Covid-19 has exposed the structural inequality that communities of color face in our country. Data from the California health department show that Blacks and Latinx people are dying from coronavirus at disproportionately higher rates. Across the U.S., Black, Latinx, Indigenous and Pacific Islander Americans continue to die at a higher rate than whites. The true impact on Asian American and Pacific Islander communities, especially immigrants, is largely unknown, as diverse, disparate Asian American communities still get lumped together.

The pandemic also created an economic crisis. Blacks, Latinos and Asian Americans experience worse job losses than whites, with Black-owned businesses nearly three times as likely to fold as white-owned companies. While over $650 billion was set aside for federal small-business support, only about 12 percent of businesses owned by people of color reportedly received the help they needed. The Greenlining Institute believes that figure may be less than 5 percent in California.

Furthermore, our country has an alarming gender wage gap, with women—especially women of color—receiving less pay than their male counterparts. The upending of industries such as food service and travel put women of color at particular risk for unemployment during this crisis.

Race and gender problems can't be fixed by ignoring race and gender. California must be able to allocate resources to make sure those who are disproportionately impacted receive the resources they need. Even before the pandemic, businesses owned by women and people of color lacked access to capital and other resources, and could not be targeted directly by state agencies because of Prop. 209. The Equal Justice Society found that, as of 2015, businesses owned by women and people of color lost $1 billion in revenue and growth each year.

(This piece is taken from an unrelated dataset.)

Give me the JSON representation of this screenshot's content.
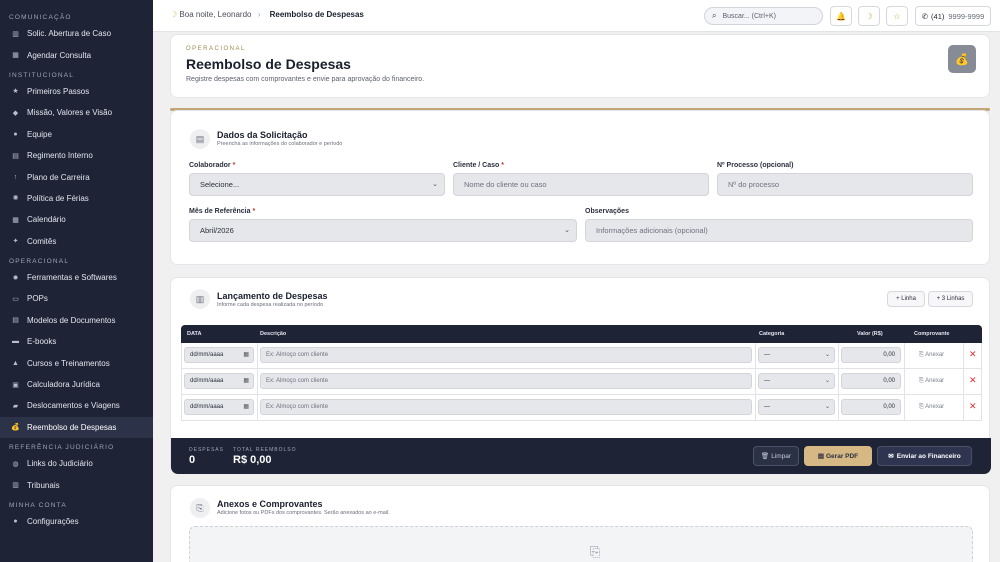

We are living in a historic moment. Our shared values and our diverse communities today are under attack in America. White supremacists march, Black people are murdered, Latino immigrants are demonized, Covid-19 ravages Native American communities, hate crimes against Asian Americans are on the rise, and many of us fear for our safety because of who we are. We must fight to build a California and a country where Black lives matter and where our systems of justice are free of systemic racism. This moment can only be fully answered by reinstating affirmative action. Vote "yes" on Prop. 16.

Debra Gore-Mann is president and CEO of The Greenlining Institute. Eva Paterson is president and co-founder of the Equal Justice Society. Opinions are the authors' own and do not necessarily reflect those of East Bay Express.